Das kommt ganz auf das Alter an. Ich vergleiche es oft mit dem Strassenverkehr. Kleine Kinder begleitet man sehr stark, haben sie mehr Erfahrung, müssen sie einem irgendwann nicht mehr die Hand geben, um die Strasse zu überqueren. Man bleibt aber weiter dran, fragt beispielsweise auch die Jugendlichen noch: «Hast du deinen Fahrradhelm dabei?» Oder: «Funktioniert das Licht?» Beim Handy ist es genau gleich. Zuerst schützend informieren, dann intensiv begleiten und langsam mehr in die Selbstständigkeit entlassen.
Wie können die Eltern vor Gefahren warnen?
Das ist eine herausfordernde Aufgabe. Man kann nicht vor den ganzen Gefahren warnen, sonst sehen die Kinder, je jünger sie sind, überall irgendwelche Monster. Eine Möglichkeit ist, den Kindern zu sagen: «Wenn du dich im Netz bewegst, wirst du auf Inhalte stossen, die dir komisch vorkommen werden und bei denen du nicht weisst, wie du darauf reagieren sollst.» Es ist wichtig, dass ein Kind weiss, dass es immer seine Eltern um Rat bitten kann, auch wenn es mal auf eine Seite geklickt hat, die es nicht hätte besuchen dürfen. Das kann man schon mit sehr kleinen Kindern thematisieren. Geben Sie mal bei Youtube «Blitzeinschlag» ein.
Weshalb?
Dann realisieren Sie, wie schnell ein Kind auf verstörenden Inhalt treffen kann. Da gibt es super Videos, in denen erklärt wird, wie es zu einem Blitzeinschlag kommt, nur dauert es auch nicht lange, bis ein Video zeigt, wie ein Mann von einem Blitz getroffen wird. Das kann für ein 6-jähriges Kind sehr verstörend sein, ist es ja sogar für uns.

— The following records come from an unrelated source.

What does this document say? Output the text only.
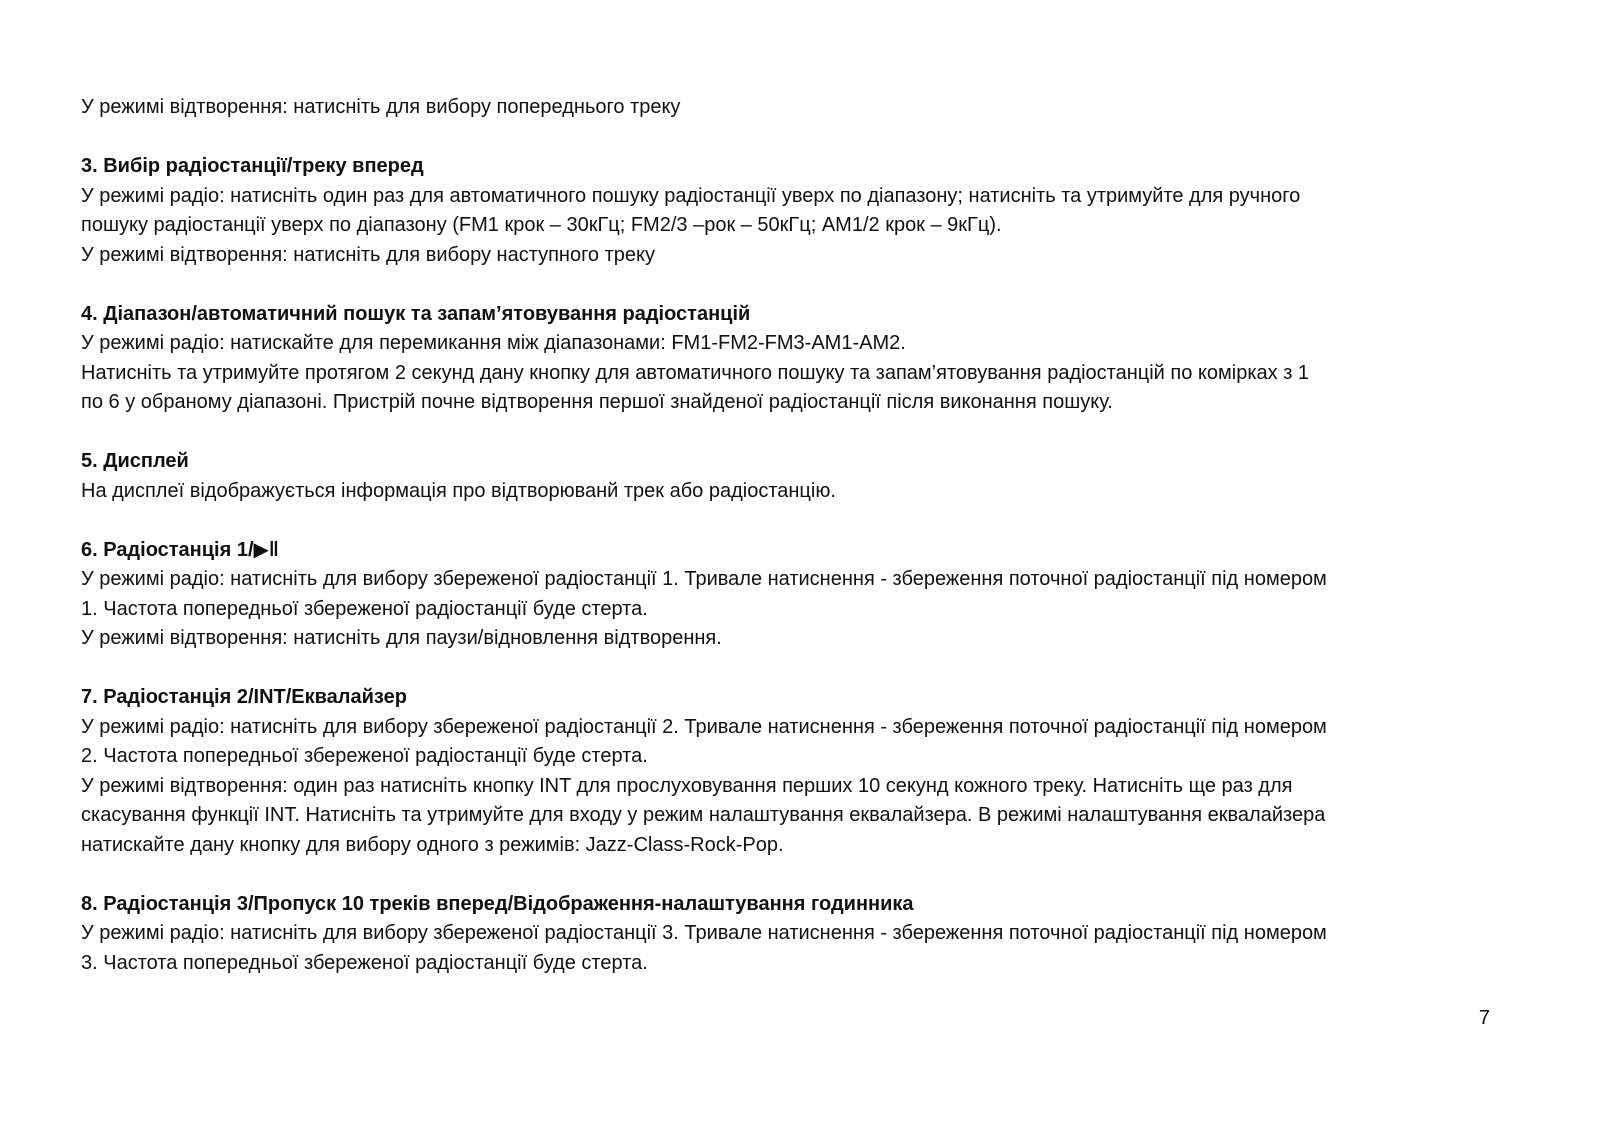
У режимі відтворення: натисніть для вибору попереднього треку
3. Вибір радіостанції/треку вперед
У режимі радіо: натисніть один раз для автоматичного пошуку радіостанції уверх по діапазону; натисніть та утримуйте для ручного
пошуку радіостанції уверх по діапазону (FM1 крок – 30кГц; FM2/3 –рок – 50кГц; AM1/2 крок – 9кГц).
У режимі відтворення: натисніть для вибору наступного треку
4. Діапазон/автоматичний пошук та запам’ятовування радіостанцій
У режимі радіо: натискайте для перемикання між діапазонами: FM1-FM2-FM3-AM1-AM2.
Натисніть та утримуйте протягом 2 секунд дану кнопку для автоматичного пошуку та запам’ятовування радіостанцій по комірках з 1
по 6 у обраному діапазоні. Пристрій почне відтворення першої знайденої радіостанції після виконання пошуку.
5. Дисплей
На дисплеї відображується інформація про відтворюванй трек або радіостанцію.
6. Радіостанція 1/▶ǁ
У режимі радіо: натисніть для вибору збереженої радіостанції 1. Тривале натиснення - збереження поточної радіостанції під номером
1. Частота попередньої збереженої радіостанції буде стерта.
У режимі відтворення: натисніть для паузи/відновлення відтворення.
7. Радіостанція 2/INT/Еквалайзер
У режимі радіо: натисніть для вибору збереженої радіостанції 2. Тривале натиснення - збереження поточної радіостанції під номером
2. Частота попередньої збереженої радіостанції буде стерта.
У режимі відтворення: один раз натисніть кнопку INT для прослуховування перших 10 секунд кожного треку. Натисніть ще раз для
скасування функції INT. Натисніть та утримуйте для входу у режим налаштування еквалайзера. В режимі налаштування еквалайзера
натискайте дану кнопку для вибору одного з режимів: Jazz-Class-Rock-Pop.
8. Радіостанція 3/Пропуск 10 треків вперед/Відображення-налаштування годинника
У режимі радіо: натисніть для вибору збереженої радіостанції 3. Тривале натиснення - збереження поточної радіостанції під номером
3. Частота попередньої збереженої радіостанції буде стерта.
7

Wann soll ich meinem Kind ein Handy kaufen?
Das kommt auf die Art des Handys an.
Was raten Sie?
Ich sage immer: Ein Handy mit unbegrenzten Möglichkeiten sollte, wenn möglich, erst ab der Oberstufe gekauft werden. Zuvor reicht ein Handy, mit dem man telefonieren kann.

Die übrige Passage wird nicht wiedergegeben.